Günlük yaşantımızda kaç kişiyle irtibata geçtiğimizi biliyor muyuz? Sabah uyandıktan sonra yorucu bir günün ardından kafamızı yastığa geri koyduğumuzda kaç kişiyle iletişime geçmiş oluruz? Bu sayı tahmin ettiğinizden inanın azdır. Sürekli diğer insanların sorunları ile uğraştığını iddia edenler aslında kendi sorunlarından kaçmak ya da onları görmezden gelmeye çalışmak için bu bahaneyi kullanıyor olabilirler. Her bireyin kendine ait sorunları olabilir ama sizin iletişime geçtiğiniz insanların da kendilerine ait sorunları mutlaka vardır. Her iletişime geçtiğiniz insana yardım etmeye çalışsmayı denediniz mi hiç? Jim Carrey’in 2008 yapımı Yes Man filmindeki gibi, sizden bir isteği olan herkese yardım ettiğinizi hiç düşündünüz mü? Bir deneyin isterseniz, bakalım nereye kadar insanların isteklerine yanıt verebileceksiniz. Sınırınızı da görmüş olursunuz.
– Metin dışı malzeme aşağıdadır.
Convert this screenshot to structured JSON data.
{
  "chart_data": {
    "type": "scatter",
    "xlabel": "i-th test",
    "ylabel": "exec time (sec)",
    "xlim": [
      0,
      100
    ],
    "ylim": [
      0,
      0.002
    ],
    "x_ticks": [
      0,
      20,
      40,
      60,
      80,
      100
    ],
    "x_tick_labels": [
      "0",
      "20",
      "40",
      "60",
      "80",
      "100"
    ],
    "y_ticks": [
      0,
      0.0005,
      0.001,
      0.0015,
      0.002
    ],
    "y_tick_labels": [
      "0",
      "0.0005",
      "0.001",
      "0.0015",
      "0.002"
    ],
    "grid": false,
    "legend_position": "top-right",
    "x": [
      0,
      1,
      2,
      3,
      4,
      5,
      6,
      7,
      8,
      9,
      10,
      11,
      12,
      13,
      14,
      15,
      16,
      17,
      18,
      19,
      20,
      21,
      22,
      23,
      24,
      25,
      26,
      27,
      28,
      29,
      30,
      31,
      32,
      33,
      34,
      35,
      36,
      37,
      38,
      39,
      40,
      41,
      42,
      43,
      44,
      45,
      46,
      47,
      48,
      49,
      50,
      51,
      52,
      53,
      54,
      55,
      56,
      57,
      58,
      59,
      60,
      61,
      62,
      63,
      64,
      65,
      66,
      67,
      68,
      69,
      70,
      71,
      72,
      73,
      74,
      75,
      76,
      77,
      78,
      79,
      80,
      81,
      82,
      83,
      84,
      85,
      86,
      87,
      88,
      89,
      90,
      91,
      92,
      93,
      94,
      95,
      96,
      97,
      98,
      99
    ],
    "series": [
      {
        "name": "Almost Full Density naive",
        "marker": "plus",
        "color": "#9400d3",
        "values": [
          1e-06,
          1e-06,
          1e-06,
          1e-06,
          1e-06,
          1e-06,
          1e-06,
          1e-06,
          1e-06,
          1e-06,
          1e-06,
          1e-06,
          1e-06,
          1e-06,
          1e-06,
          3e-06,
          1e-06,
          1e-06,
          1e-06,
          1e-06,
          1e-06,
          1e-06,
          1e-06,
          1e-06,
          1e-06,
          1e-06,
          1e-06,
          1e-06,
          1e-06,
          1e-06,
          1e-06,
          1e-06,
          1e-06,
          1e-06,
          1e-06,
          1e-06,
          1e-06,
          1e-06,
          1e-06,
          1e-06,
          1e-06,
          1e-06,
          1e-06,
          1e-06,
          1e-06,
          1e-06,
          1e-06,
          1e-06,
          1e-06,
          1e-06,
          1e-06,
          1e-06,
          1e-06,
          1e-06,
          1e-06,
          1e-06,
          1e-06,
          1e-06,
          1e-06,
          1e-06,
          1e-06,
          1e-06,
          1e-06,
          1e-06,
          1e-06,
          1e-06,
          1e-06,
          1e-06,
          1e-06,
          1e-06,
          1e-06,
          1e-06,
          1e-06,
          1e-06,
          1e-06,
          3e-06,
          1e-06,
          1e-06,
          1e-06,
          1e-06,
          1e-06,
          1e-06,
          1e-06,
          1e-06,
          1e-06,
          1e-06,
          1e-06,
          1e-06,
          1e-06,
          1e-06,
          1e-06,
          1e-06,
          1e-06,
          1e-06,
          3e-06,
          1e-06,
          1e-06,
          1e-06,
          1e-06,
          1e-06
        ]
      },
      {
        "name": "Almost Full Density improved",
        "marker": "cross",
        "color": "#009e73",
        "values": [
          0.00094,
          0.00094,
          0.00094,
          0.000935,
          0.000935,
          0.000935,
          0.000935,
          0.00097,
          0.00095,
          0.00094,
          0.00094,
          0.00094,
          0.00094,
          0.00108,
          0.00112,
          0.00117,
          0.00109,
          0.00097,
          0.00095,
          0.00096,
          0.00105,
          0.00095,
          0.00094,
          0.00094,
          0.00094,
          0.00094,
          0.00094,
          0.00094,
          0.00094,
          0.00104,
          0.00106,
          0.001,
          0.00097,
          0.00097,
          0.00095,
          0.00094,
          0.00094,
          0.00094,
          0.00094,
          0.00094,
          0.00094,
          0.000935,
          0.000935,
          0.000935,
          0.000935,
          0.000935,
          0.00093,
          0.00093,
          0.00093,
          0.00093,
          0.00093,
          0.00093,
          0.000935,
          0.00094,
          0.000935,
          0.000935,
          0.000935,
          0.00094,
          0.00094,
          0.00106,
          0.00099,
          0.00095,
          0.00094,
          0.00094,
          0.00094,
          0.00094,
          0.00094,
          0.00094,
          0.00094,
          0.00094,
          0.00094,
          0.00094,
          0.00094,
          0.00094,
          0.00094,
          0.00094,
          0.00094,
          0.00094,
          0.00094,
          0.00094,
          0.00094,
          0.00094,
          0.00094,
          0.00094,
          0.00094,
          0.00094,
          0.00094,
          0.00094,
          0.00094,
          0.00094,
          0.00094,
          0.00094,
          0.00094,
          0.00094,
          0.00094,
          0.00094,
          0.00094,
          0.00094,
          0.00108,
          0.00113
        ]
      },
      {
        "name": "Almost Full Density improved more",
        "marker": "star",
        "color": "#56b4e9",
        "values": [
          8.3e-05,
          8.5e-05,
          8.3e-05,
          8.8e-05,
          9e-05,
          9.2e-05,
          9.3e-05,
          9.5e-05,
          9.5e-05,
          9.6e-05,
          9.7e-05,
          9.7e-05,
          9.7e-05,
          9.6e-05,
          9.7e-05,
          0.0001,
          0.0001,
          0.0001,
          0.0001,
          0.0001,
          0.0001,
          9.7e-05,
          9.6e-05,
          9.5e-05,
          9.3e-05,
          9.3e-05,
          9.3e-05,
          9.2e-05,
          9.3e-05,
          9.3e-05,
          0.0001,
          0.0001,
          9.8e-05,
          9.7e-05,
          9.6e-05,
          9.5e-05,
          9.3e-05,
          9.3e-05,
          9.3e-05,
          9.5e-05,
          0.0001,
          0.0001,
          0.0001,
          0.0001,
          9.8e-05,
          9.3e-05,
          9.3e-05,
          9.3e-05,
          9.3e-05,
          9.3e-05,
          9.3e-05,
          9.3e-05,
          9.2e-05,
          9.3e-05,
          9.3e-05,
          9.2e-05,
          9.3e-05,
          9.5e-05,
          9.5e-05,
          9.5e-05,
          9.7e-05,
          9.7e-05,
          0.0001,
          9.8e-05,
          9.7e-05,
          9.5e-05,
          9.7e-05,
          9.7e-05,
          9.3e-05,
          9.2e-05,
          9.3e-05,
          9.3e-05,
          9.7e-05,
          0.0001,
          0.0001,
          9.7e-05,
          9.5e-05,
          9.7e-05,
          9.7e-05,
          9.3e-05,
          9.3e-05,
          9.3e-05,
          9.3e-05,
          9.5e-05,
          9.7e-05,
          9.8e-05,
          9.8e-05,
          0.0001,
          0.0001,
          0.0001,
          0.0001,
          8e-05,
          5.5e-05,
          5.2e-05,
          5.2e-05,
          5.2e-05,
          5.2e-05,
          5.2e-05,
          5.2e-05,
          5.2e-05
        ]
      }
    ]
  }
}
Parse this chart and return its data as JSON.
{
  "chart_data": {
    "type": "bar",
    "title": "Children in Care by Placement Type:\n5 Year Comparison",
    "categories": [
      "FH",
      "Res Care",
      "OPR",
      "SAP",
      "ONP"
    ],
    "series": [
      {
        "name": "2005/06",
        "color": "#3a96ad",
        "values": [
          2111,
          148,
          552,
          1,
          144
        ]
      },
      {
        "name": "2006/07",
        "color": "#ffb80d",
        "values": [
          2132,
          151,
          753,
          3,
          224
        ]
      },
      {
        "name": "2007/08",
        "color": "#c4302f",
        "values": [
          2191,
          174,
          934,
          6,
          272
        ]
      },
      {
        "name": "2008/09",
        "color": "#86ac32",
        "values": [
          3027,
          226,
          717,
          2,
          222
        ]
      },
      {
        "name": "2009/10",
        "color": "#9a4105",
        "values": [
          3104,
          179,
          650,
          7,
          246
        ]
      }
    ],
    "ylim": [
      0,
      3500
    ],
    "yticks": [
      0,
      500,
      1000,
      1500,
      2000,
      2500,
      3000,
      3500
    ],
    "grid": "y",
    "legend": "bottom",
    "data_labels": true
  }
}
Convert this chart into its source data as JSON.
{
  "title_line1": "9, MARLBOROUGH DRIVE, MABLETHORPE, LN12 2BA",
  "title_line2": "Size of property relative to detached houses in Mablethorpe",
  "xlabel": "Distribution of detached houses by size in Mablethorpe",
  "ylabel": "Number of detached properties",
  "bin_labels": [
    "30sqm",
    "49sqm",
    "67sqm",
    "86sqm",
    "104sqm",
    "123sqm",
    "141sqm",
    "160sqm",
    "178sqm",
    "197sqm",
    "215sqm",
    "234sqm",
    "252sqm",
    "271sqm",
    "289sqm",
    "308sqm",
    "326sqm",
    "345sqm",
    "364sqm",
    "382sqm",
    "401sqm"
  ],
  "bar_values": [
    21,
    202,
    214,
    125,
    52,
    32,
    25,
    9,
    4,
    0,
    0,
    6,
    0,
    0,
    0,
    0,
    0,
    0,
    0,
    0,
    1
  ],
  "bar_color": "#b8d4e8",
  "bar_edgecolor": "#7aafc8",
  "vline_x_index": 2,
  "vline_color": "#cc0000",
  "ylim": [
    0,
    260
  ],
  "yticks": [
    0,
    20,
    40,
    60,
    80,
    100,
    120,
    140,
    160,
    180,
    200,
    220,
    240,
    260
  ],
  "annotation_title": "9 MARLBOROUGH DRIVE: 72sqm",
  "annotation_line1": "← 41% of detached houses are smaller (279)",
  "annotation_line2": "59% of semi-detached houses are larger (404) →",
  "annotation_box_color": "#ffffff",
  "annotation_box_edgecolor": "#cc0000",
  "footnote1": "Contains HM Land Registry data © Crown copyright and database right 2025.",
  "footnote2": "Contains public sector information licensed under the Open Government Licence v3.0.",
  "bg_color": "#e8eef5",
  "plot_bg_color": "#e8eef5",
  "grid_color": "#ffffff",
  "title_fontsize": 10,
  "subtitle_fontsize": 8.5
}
Herkesin sorunları olabileceğini biliyoruz. Günümüz dünyasının en önemli sorunlarından birisi sevmeyi bilmeyen insanlardır. Bence günümüz dünyasında hemen herkesin karşısına sevmeyi bilmeyen insanlar çıkmıştır. Hatta şu an hayatınızda böyle birileri olabilir. Bu insanları hemen anlayabilirsiniz. Size karşı davranışları ile değil çevrelerine karşı davranışları ile kendilerini belli ederler. Siz kendinizde hatalar ararker, çözüm arayışları içinde boğulurken bu kişi aslında sizden bir çözüm istemiyordur. Tek istediği sizinle uğraşmak, enerjisini sizde tüketmektir. Ben bu insanlara “sevmeyi bilmeyen insanlar” diyorum. Bu insanlar ufak bir çiçekteki kokuyu değil de üstündeki böceği görürler. Güzel bir lokantadaki harika yemekleri değil de neden bu mekanı seçtiğinizle ilgili konuşurlar. Anı sevmeyi değil, anı irdelemeyi severler. Ne yaparsanız yapın yaranamayacağınızı anlarsınız ne yazık ki. Tüm çabalarınızın anlamsızlığını gördüğünüzde ise kalbiniz kırılır ama en çok da gururunuz yara alır.
Sevmeyi bilmeyen insanlar’dan olabildiğince uzak durmanızı öneririm. Bu tarz insanları gün içinde otobüste bile görebilirsiniz ama anlayamazsınız. Biraz komplekslidirler. Bir takıntıları vardır ve bunu sürekli dile getirmezler, başka konulara bağlayıp alttan alttan bunu belirtirler. Özellikle iş yaşantınızda sizi çok zorlayabilirler. Ne kadar uğraşırsanız uğraşın değişmezler. Çok üstelemeyin ve davranışlarını görmezden gelmeye çalışın.
Özel hayatınızda böyle insanlarla karşılaştıysanız bir karar vermeniz gerekebilir. Ya o insanı adam edersiniz ya da karşı taraf nedenli yaşadığınız anlamsızlıkların sizde yarattığı tahribat sonucu ezilir kalırsınız ve sonu hüsrana varır.
Hayat çok kısa, olabildiğince gezmek görmek ve mutlu olmak gerekiyor. Savaşmak gerekince savaşmak, çekilmek gerektiğinde çekilmek. Bazen çekilmek de bir çeşit saldırıdır sevgiyi arttırma adına yapılmış. Sevmeyi bilmeyen insanlar bunu anlayamaz. Çünkü onlar sevginin tanımını kendi kafalarına göre yapmışlardır ve bu tanım dışında sevgiye ait bir açıklama yoktur.